Standaardwaarden default-values

Gebruik de default eigenschap om een expressie te definiëren die een standaardwaarde retourneert bij het maken van inhoud.

De waarde moet een expressie zijn die compatibel is met XPath-taal. Raadpleeg voor meer informatie hierover Verwijzen naar XPath.

Voorbeeld:

  • Huidige datum: default="GetDate()"

  • Teller: default="'FRM'+CounterValue('myCounter')"

    In dit voorbeeld wordt de standaardwaarde geconstrueerd door de aaneenschakeling van een tekenreeks en het aanroepen van de CounterValue functie met een vrije tellernaam. Het geretourneerde getal wordt bij elke invoeging met één verhoogd.

    note note
    NOTE
    Blader in de Adobe Campaign-clientconsole naar de Administration > Counters map van de Verkenner om tellers te beheren.

Als u een standaardwaarde aan een veld wilt koppelen, kunt u de opdracht <default> of <sqldefault> veld.

<default> : hiermee kunt u het veld vooraf invullen met een standaardwaarde wanneer u entiteiten maakt.
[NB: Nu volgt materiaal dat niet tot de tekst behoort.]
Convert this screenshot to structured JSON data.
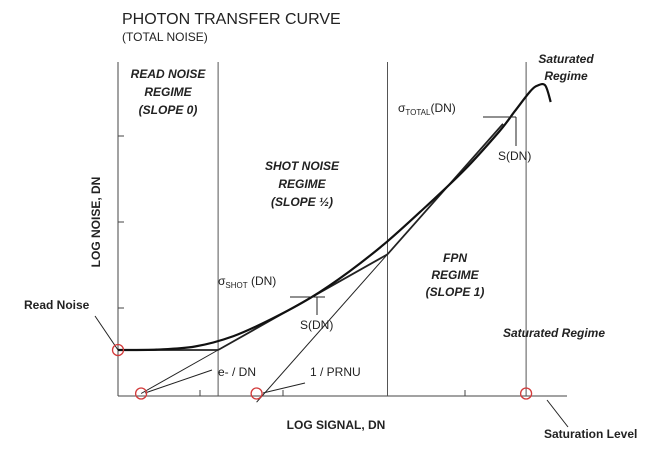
{
  "chart_data": {
    "type": "line",
    "title": "PHOTON TRANSFER CURVE",
    "subtitle": "(TOTAL NOISE)",
    "xlabel": "LOG SIGNAL, DN",
    "ylabel": "LOG NOISE, DN",
    "grid": false,
    "scale": "log-log",
    "regimes": [
      {
        "lines": [
          "READ NOISE",
          "REGIME",
          "(SLOPE 0)"
        ]
      },
      {
        "lines": [
          "SHOT NOISE",
          "REGIME",
          "(SLOPE ½)"
        ]
      },
      {
        "lines": [
          "FPN",
          "REGIME",
          "(SLOPE 1)"
        ]
      },
      {
        "lines": [
          "Saturated",
          "Regime"
        ]
      },
      {
        "lines": [
          "Saturated Regime"
        ]
      }
    ],
    "curve_labels": {
      "total_main": "σ",
      "total_sub": "TOTAL",
      "total_suffix": "(DN)",
      "shot_main": "σ",
      "shot_sub": "SHOT",
      "shot_suffix": " (DN)",
      "s_upper": "S(DN)",
      "s_lower": "S(DN)",
      "e_per_dn": "e- / DN",
      "prnu": "1 / PRNU"
    },
    "callouts": {
      "read_noise": "Read Noise",
      "saturation_level": "Saturation Level"
    },
    "series": [
      {
        "role": "total-noise",
        "x": [
          0.0,
          0.5,
          1.0,
          1.5,
          2.0,
          2.5,
          3.0,
          3.5,
          4.0,
          4.5,
          4.95,
          5.15,
          5.35,
          5.45,
          5.55,
          5.62
        ],
        "y": [
          0.0,
          0.005,
          0.04,
          0.16,
          0.36,
          0.6,
          0.9,
          1.25,
          1.65,
          2.07,
          2.51,
          2.74,
          2.97,
          3.04,
          3.04,
          2.85
        ]
      },
      {
        "role": "read-noise-asymptote",
        "x": [
          0.0,
          1.3
        ],
        "y": [
          0.0,
          0.0
        ]
      },
      {
        "role": "shot-noise-asymptote",
        "x": [
          1.3,
          3.5
        ],
        "y": [
          0.0,
          1.1
        ]
      },
      {
        "role": "fpn-asymptote",
        "x": [
          3.5,
          5.0
        ],
        "y": [
          1.1,
          2.6
        ]
      },
      {
        "role": "e-per-dn-extension",
        "x": [
          0.3,
          1.3
        ],
        "y": [
          -0.5,
          0.0
        ]
      },
      {
        "role": "prnu-extension",
        "x": [
          1.8,
          3.5
        ],
        "y": [
          -0.6,
          1.1
        ]
      }
    ],
    "vertical_markers": [
      {
        "x": 1.3
      },
      {
        "x": 3.5
      },
      {
        "x": 5.3
      }
    ],
    "markers": [
      {
        "name": "read-noise",
        "x": 0.0,
        "y": 0.0
      },
      {
        "name": "e-per-dn",
        "x": 0.3,
        "y": -0.5
      },
      {
        "name": "prnu",
        "x": 1.8,
        "y": -0.5
      },
      {
        "name": "saturation-level",
        "x": 5.3,
        "y": -0.5
      }
    ]
  }
}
De waarde wordt geen standaard SQL-waarde.

<sqldefault> : hiermee kunt u een toegevoegde waarde krijgen wanneer u een veld maakt. Deze waarde wordt weergegeven als een SQL-resultaat. Tijdens een schema-update worden alleen de nieuwe records beïnvloed door deze waarde.

Opsommingen enumerations

Opsomming openen free-enumeration

De userEnum Met deze eigenschap kunt u een open opsomming definiëren voor het opslaan en weergeven van de waarden die via dit veld worden ingevoerd.

De syntaxis is als volgt:

userEnum="name of enumeration"

Deze waarden worden weergegeven in een vervolgkeuzelijst van het invoerformulier:

NOTE
Blader in de Adobe Campaign-clientconsole naar de Administration > Enumerations map van de Verkenner voor het beheren van opsommingen.

Opsomming instellen set-enumeration

De enum Met eigenschap kunt u een vaste opsomming definiëren die wordt gebruikt wanneer de lijst met mogelijke waarden vooraf bekend is.
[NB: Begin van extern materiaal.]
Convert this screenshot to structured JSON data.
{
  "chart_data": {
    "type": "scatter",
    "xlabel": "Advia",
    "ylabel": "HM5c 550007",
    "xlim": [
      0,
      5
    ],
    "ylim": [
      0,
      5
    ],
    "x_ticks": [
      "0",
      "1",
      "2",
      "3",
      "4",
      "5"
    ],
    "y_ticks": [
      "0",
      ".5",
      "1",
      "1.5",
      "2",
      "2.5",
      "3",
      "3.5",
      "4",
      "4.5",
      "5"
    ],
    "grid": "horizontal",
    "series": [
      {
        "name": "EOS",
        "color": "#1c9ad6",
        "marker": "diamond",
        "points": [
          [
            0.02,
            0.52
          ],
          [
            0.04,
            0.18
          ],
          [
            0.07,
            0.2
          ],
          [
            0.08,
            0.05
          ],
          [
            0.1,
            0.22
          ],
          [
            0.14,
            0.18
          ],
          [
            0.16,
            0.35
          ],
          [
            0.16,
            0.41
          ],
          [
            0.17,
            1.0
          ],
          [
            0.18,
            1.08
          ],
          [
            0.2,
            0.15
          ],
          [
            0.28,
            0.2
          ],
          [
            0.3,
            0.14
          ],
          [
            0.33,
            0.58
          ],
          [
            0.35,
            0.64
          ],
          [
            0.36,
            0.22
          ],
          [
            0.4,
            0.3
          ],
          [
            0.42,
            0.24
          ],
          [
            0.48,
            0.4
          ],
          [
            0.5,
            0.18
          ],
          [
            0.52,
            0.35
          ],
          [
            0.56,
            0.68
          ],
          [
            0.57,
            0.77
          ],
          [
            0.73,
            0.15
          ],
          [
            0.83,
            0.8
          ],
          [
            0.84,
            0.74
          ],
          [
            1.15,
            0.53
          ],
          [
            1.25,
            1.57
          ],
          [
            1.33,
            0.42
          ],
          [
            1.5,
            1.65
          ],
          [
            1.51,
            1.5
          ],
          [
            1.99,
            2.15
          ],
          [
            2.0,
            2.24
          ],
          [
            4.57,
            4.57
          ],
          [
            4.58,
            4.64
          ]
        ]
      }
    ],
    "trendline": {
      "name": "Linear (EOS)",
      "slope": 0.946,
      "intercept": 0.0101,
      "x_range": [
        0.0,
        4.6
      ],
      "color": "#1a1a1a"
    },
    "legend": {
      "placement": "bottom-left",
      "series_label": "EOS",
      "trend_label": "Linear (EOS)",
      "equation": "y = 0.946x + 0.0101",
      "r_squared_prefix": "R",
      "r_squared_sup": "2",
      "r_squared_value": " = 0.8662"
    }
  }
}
De enum kenmerk verwijst naar de definitie van een opsommingsklasse die buiten het hoofdelement in het schema is geplaatst.

Met opsommingen kan de gebruiker een waarde in een vervolgkeuzelijst selecteren in plaats van de waarde in te voeren in een gewoon invoerveld:

Voorbeeld van een opsommingsdeclaratie in het gegevensschema:

<enumeration name="gender" basetype="byte" default="0">
  <value name="unknown" label="Not specified" value="0"/>
  <value name="male" label="male" value="1"/>
  <value name="female" label="female" value="2"/>
</enumeration>

Een opsomming wordt buiten het hoofdelement gedeclareerd via de <enumeration> element.

De opsommingseigenschappen zijn als volgt:

  • baseType: type gegevens dat is gekoppeld aan de waarden
  • label: beschrijving van de opsomming
  • name: naam van de opsomming
  • default: standaardwaarde van de opsomming

De opsommingswaarden worden gedeclareerd in de <value> element met de volgende kenmerken:

  • name: naam van de waarde die intern is opgeslagen
  • label: label weergegeven in de grafische interface

dbenum-opsomming dbenum-enumeration

*The dbenum Met eigenschap kunt u een opsomming definiëren waarvan de eigenschappen overeenkomen met die van de enum eigenschap.

De name het attribuut slaat intern niet de waarde op, het slaat een code op die u de betrokken lijsten laat uitbreiden zonder hun schema te wijzigen.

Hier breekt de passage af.